There was another injury Friday — the Sox’ scheduled starting pitcher for the game against the Rays — and a 6-3 defeat, their fourth in four games on a road trip in the tough American League East. 

The Sox have lost seven of nine, are four games below .500 and fell further behind the Twins and Guardians in the AL Central. It’s a sad and disappointing state for a team that was the odds-on favorite going into the season.

Right-hander Vince Velasquez was the latest to hit the injured list, the result of a strained left groin suffered — of all things for probably the most athletic pitcher on the staff — while shagging fly balls during batting practice Wednesday in Toronto.

Right-hander Davis Martin was recalled from Triple-A Charlotte to start the first game of the series against the Rays (31-21). He put the Sox in a four-run hole six batters into the game. Martin, who had pitched five innings of one-run ball with seven strikeouts in his debut May 17 against the Royals, served up an opposite-field homer to Randy Arozarena that made it 4-0.

The way the Sox are hitting and the way things are going, this game felt like it was over at the supper hour in Chicago, although they would take it to the last at-bat. Before the Rays’ four-run blitz, the Sox started the series meekly, with three strikeouts against left-hander Shane McClanahan. AJ Pollock and Andrew Vaughn went down swinging, and Yoan Moncada went down looking.

It’s to the point where a team becomes numb to the blows of one injury after another. Manager Tony La Russa knows almost every team has had their share. He also knows the Sox, who lost All-Star shortstop and leadoff man Tim Anderson to a groin strain Sunday, are kind of in their own league with injuries.

“Everybody’s getting beat up, but we just have to handle it, have to deal with it,” La Russa said Friday. “You don’t even want to say that [we’ve had more] because nobody cares. The flip side is I look at the lineup we play every day, and we can win that game. So I don’t feel like we’re at a disadvantage, and this is no disrespect to the guys we’re missing, but we’re deep enough to compete and win games to survive.”

As Martin settled in, holding the Rays without a run before he exited after 5⅓ innings, the Sox cut the deficit to 4-2 on a Moncada RBI fielder’s choice and a Jose Abreu 446-foot homer in the sixth against McClanahan. It was the only extra-base hit of the night.

The Sox (23-27) got an RBI single from Moncada in the ninth and loaded the bases to bring the go-ahead run to the plate, but Luis Robert struck out against Colin Poche to end it.

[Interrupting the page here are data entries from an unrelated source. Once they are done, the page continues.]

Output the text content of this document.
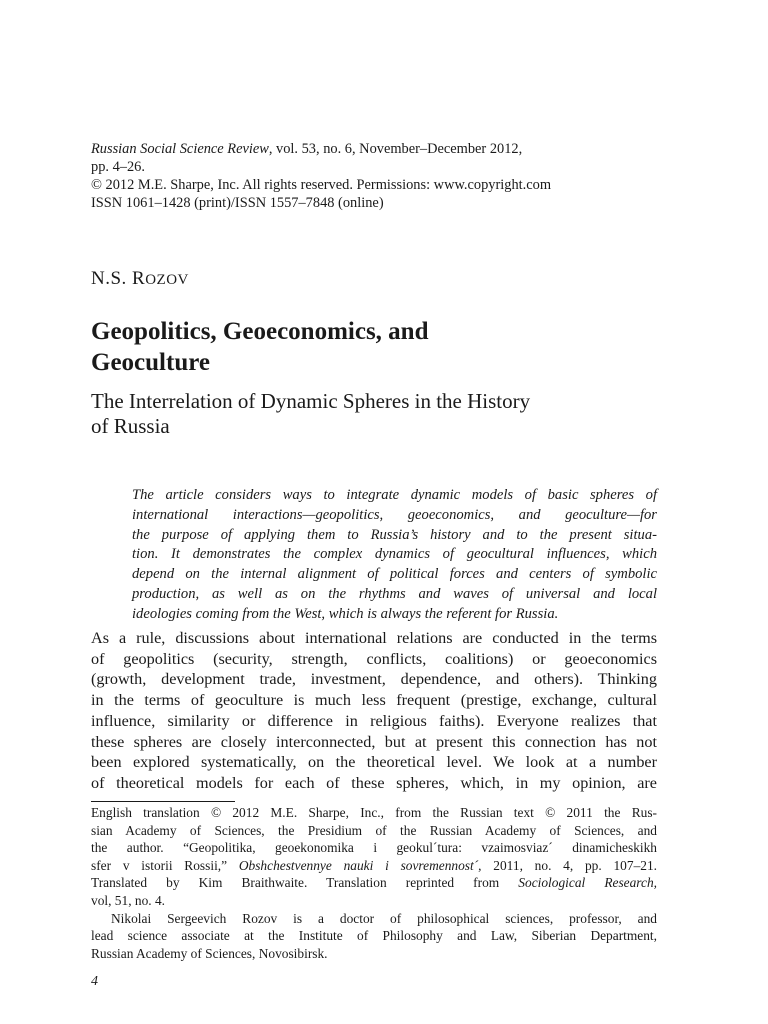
Russian Social Science Review, vol. 53, no. 6, November–December 2012,
pp. 4–26.
© 2012 M.E. Sharpe, Inc. All rights reserved. Permissions: www.copyright.com
ISSN 1061–1428 (print)/ISSN 1557–7848 (online)
N.S. ROZOV
Geopolitics, Geoeconomics, and Geoculture
The Interrelation of Dynamic Spheres in the History of Russia
The article considers ways to integrate dynamic models of basic spheres of
international interactions—geopolitics, geoeconomics, and geoculture—for
the purpose of applying them to Russia’s history and to the present situa-
tion. It demonstrates the complex dynamics of geocultural influences, which
depend on the internal alignment of political forces and centers of symbolic
production, as well as on the rhythms and waves of universal and local
ideologies coming from the West, which is always the referent for Russia.
As a rule, discussions about international relations are conducted in the terms
of geopolitics (security, strength, conflicts, coalitions) or geoeconomics
(growth, development trade, investment, dependence, and others). Thinking
in the terms of geoculture is much less frequent (prestige, exchange, cultural
influence, similarity or difference in religious faiths). Everyone realizes that
these spheres are closely interconnected, but at present this connection has not
been explored systematically, on the theoretical level. We look at a number
of theoretical models for each of these spheres, which, in my opinion, are
English translation © 2012 M.E. Sharpe, Inc., from the Russian text © 2011 the Rus-
sian Academy of Sciences, the Presidium of the Russian Academy of Sciences, and
the author. “Geopolitika, geoekonomika i geokul´tura: vzaimosviaz´ dinamicheskikh
sfer v istorii Rossii,” Obshchestvennye nauki i sovremennost´, 2011, no. 4, pp. 107–21.
Translated by Kim Braithwaite. Translation reprinted from Sociological Research,
vol, 51, no. 4.
Nikolai Sergeevich Rozov is a doctor of philosophical sciences, professor, and
lead science associate at the Institute of Philosophy and Law, Siberian Department,
Russian Academy of Sciences, Novosibirsk.
4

“Everyone sees a game their own way. I saw us get behind four runs, saw our pitcher hang in there and shut them out,” La Russa said. “I saw us get to 4-2 and have a couple chances to make it even and get the go-ahead run up in the ninth inning. That’s the game that I saw.”

Yasmani Grandal’s passed ball with two outs in the seventh moved two runners into scoring position. Ji-Man Choi then doubled in both to make it 6-2.

“No one is packing it in here, but we’re in the results business,” Pollock said. “We know we have to scratch out some wins.

“It’s a weird game. You don’t know when it’s going to turn, but if you do the right things, they’ll turn. We just need to play good baseball. String together some good at-bats. It would be nice to have a 10-run game and just blow somebody out. But that’s like saying I’m going to go 4-for-4. It’s tough.”